You can buy train tickets online at www.bahn.de; there is a British flag icon for the English version of the site, and you print out your ticket from the Web site. You can also buy tickets from machines at the train station or from the ticket office there during its hours. Tickets can be purchased with a credit card. The people in the ticket office are generally very friendly and speak English.

If you have a question at any point in Germany, almost every German knows some English and many can speak it very well. I think it is much more polite, though, to ask them in German first if they speak English than to simply approach them in English.

To ask in German if someone speaks English, you say, "Sprechen Sie Englisch?" (The "Sie" is pronounced like "z.") If you do only talk in English, remember tone of voice is very important. If you sound too demanding, you might find mysteriously that none of the Germans you meet speak English.

The ticket office can give you your "Reiseverbindungen," which means "trip connections" and tells you which trains to take at which times from which tracks. The office typically gives you these along with your ticket if you purchase it there; if not, you can ask for the connections for free. You can also have them printed from a machine (look for that British flag icon!), or you can simply look at the station signs. White signs list arriving trains, and yellow signs list departing ones, in order of time.
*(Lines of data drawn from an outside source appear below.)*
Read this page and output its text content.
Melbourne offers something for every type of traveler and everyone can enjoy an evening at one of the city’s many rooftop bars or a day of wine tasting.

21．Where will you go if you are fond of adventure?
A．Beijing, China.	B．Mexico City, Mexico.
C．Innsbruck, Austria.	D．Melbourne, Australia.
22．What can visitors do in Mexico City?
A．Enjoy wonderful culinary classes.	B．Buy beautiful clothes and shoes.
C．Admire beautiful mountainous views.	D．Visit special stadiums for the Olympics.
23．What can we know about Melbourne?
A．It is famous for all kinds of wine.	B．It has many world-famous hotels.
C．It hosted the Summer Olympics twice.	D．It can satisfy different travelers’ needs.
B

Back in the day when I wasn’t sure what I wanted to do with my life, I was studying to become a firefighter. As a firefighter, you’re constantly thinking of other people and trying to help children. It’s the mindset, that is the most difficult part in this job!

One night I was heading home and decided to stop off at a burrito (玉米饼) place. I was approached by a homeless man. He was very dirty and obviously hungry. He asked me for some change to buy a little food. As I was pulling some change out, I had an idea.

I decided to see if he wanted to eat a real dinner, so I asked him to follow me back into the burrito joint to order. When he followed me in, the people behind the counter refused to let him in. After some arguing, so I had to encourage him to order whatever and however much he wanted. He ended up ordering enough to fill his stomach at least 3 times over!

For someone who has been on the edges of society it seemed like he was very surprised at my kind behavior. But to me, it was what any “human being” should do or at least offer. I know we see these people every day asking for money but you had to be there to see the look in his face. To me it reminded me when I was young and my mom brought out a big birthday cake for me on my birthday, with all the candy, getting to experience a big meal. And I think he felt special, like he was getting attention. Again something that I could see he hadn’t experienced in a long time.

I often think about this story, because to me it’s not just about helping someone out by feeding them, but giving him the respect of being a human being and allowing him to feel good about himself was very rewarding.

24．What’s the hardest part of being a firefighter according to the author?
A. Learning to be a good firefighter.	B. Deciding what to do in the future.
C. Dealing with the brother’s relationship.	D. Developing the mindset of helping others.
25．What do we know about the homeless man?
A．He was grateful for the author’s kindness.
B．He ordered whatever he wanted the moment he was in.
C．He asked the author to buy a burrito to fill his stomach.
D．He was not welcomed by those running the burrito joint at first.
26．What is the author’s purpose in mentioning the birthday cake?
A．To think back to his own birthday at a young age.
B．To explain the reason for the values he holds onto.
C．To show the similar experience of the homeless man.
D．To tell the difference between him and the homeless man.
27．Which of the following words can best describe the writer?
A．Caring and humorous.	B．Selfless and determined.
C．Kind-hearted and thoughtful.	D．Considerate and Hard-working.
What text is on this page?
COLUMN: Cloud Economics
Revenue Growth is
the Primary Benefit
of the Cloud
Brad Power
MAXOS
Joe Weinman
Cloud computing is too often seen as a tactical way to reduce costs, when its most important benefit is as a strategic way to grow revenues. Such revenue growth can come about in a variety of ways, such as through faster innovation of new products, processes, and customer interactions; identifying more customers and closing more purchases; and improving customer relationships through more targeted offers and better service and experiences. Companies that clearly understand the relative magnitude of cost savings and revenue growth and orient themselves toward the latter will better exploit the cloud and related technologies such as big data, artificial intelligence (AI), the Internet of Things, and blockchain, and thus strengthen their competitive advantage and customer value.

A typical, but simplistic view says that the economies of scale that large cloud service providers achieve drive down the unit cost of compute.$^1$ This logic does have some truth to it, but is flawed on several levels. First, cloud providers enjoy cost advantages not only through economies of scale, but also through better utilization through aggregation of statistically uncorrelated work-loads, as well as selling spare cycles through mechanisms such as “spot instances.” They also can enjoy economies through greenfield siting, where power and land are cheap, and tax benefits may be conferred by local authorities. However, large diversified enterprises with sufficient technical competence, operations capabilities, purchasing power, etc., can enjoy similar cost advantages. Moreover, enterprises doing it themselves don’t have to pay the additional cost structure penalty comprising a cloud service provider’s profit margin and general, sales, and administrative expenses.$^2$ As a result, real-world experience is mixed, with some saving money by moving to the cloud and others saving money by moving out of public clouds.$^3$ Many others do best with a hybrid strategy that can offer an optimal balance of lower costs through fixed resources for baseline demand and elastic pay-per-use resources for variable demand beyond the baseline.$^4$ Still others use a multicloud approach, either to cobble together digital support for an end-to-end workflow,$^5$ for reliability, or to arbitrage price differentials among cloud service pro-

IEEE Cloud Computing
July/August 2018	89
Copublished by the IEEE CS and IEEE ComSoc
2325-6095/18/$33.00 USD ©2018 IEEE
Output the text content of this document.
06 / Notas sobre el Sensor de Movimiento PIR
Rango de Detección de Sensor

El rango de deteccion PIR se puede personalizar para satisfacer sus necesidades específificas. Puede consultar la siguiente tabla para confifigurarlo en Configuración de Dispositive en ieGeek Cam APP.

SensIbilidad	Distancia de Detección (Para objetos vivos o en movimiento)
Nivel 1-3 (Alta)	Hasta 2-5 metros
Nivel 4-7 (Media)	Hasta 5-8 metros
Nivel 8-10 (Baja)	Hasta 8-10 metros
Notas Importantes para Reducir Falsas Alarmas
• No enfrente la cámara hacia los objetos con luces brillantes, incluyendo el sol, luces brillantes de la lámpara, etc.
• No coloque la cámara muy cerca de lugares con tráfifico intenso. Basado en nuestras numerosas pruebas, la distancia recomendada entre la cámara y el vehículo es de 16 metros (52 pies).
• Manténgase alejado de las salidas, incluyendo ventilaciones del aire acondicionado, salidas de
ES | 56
A quick German lesson for understanding the Reiseverbindungen:

-- "von" means "from" and "nach" means "to." So in this instance, I was traveling from Bamberg to Zürich.

-- "Bahnhof" means "train station" and "Haltestelle" means "stop," so those places listed on the left side are stops where I had to switch trains.

-- "Uhr" means "o'clock;" "ab" means the train is departing and "an" means it is arriving; and "Gleis" means track.

Here I left Bamberg from track 3 at 8:50 and arrived in Nürnberg at 9:24 at track 12. Then I had 17 minutes to get from there to track 15 to leave for Stuttgart at 9:41, and so on. Alles klar?

Make sure you do not lose your train ticket. They are almost always checked by a worker for Die Bahn who walks down the aisles and asks for each passenger's "Fahrschein." Oh, and if you want to prop your feet up in the seats, you better take off your shoes first. Otherwise you are going to get yelled at by either a train official or an old lady. Good luck.